While the involuntariness of the acquisition must be mitigated by setting certain minimum requirements for compensation and rehabilitation, as both the Act and the ordinance do, to flip the concept on its head entirely, incorporate consent and still call it an instance of 'acquisition' demonstrates befuddled thinking. If a transfer of land is wholly consensual, it is a purchase; if it is compulsory, it is an acquisition. There is no halfway house between the two.

Several other provisions in the Act similarly protect farmers' interests symbolically and not substantively. But this is the wrong lens to be viewing a land acquisition law through. Farmers' interests are only one, albeit significant, part of designing a workable land acquisition legislation. Since there is a larger social consensus that acquisition for public purpose projects by government and the private sector is necessary, then the law reflecting such consensus must optimally protect the interests of all stakeholders – farmers, other land-losers, industry and government itself.

It is in everybody's interest that a workable process of land acquisition is established. This will undoubtedly involve tradeoffs, some which will benefit farmers, some of which won't. To assess each tradeoff solely from the perspective of the farmer, as the public discourse is currently doing, is bound to lead to a misguided assessment of issues. Instead, the key question that ought to be debated now is this: How do we establish an efficient, fair and workable process of land acquisition?

As it stands, any land acquisition process under the Act is estimated to take a minimum of 50 months from the initiation of SIA to payment and possession, with multiple layers of review. There is an SIA team, an independent expert group for appraisal, the collector to oversee compensation, an administrator, the R&R project committee, and national and state monitoring committees for rehabilitation and resettlement. This is nothing short of a bureaucratic nightmare that benefits no one other than those occupying the multiple offices created.

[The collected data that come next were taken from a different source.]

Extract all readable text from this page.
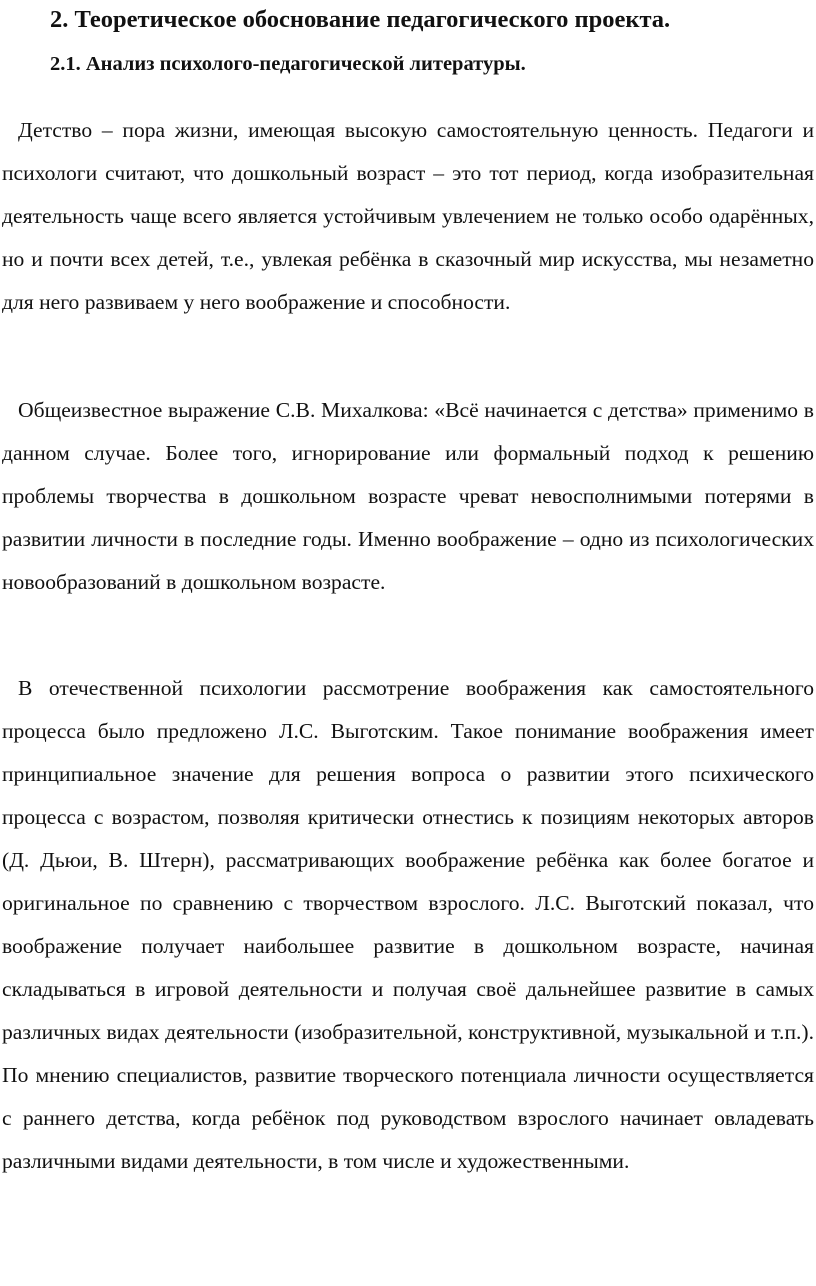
2. Теоретическое обоснование педагогического проекта.
2.1. Анализ психолого-педагогической литературы.

Детство – пора жизни, имеющая высокую самостоятельную ценность. Педагоги и психологи считают, что дошкольный возраст – это тот период, когда изобразительная деятельность чаще всего является устойчивым увлечением не только особо одарённых, но и почти всех детей, т.е., увлекая ребёнка в сказочный мир искусства, мы незаметно для него развиваем у него воображение и способности.

Общеизвестное выражение С.В. Михалкова: «Всё начинается с детства» применимо в данном случае. Более того, игнорирование или формальный подход к решению проблемы творчества в дошкольном возрасте чреват невосполнимыми потерями в развитии личности в последние годы. Именно воображение – одно из психологических новообразований в дошкольном возрасте.

В отечественной психологии рассмотрение воображения как самостоятельного процесса было предложено Л.С. Выготским. Такое понимание воображения имеет принципиальное значение для решения вопроса о развитии этого психического процесса с возрастом, позволяя критически отнестись к позициям некоторых авторов (Д. Дьюи, В. Штерн), рассматривающих воображение ребёнка как более богатое и оригинальное по сравнению с творчеством взрослого. Л.С. Выготский показал, что воображение получает наибольшее развитие в дошкольном возрасте, начиная складываться в игровой деятельности и получая своё дальнейшее развитие в самых различных видах деятельности (изобразительной, конструктивной, музыкальной и т.п.). По мнению специалистов, развитие творческого потенциала личности осуществляется с раннего детства, когда ребёнок под руководством взрослого начинает овладевать различными видами деятельности, в том числе и художественными.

Unfortunately this bureaucratic nightmare has been seen in public discourse as a problem only for private companies who are keen on acquiring land quickly. However, as experience under the 1894 Act shows, lengthy acquisition procedures benefit no one. The old Act originally had no timelines – they were introduced after multiple court interventions pointing out that delays in acquisition cause immense hardship to land-losers. Taking away one's land and making one wait interminably for compensation is a severe double whammy.

Unfortunately the ordinance has done little to undo this core flaw in the Act. By seeking to exempt certain projects from certain stages of the procedure, it has taken resort to a shortcut that solves part of the problem for a few, but leaves a bulk of land-losers and acquirers subject to the onerous procedures that the Act sets up. If the country agrees that a land acquisition law is necessary, let it debate how to make such a law efficient, fair and workable without being sidetracked into rhetorical grandstanding using the guise of farmers' interests.

DISCLAIMER : Views expressed above are the author's own.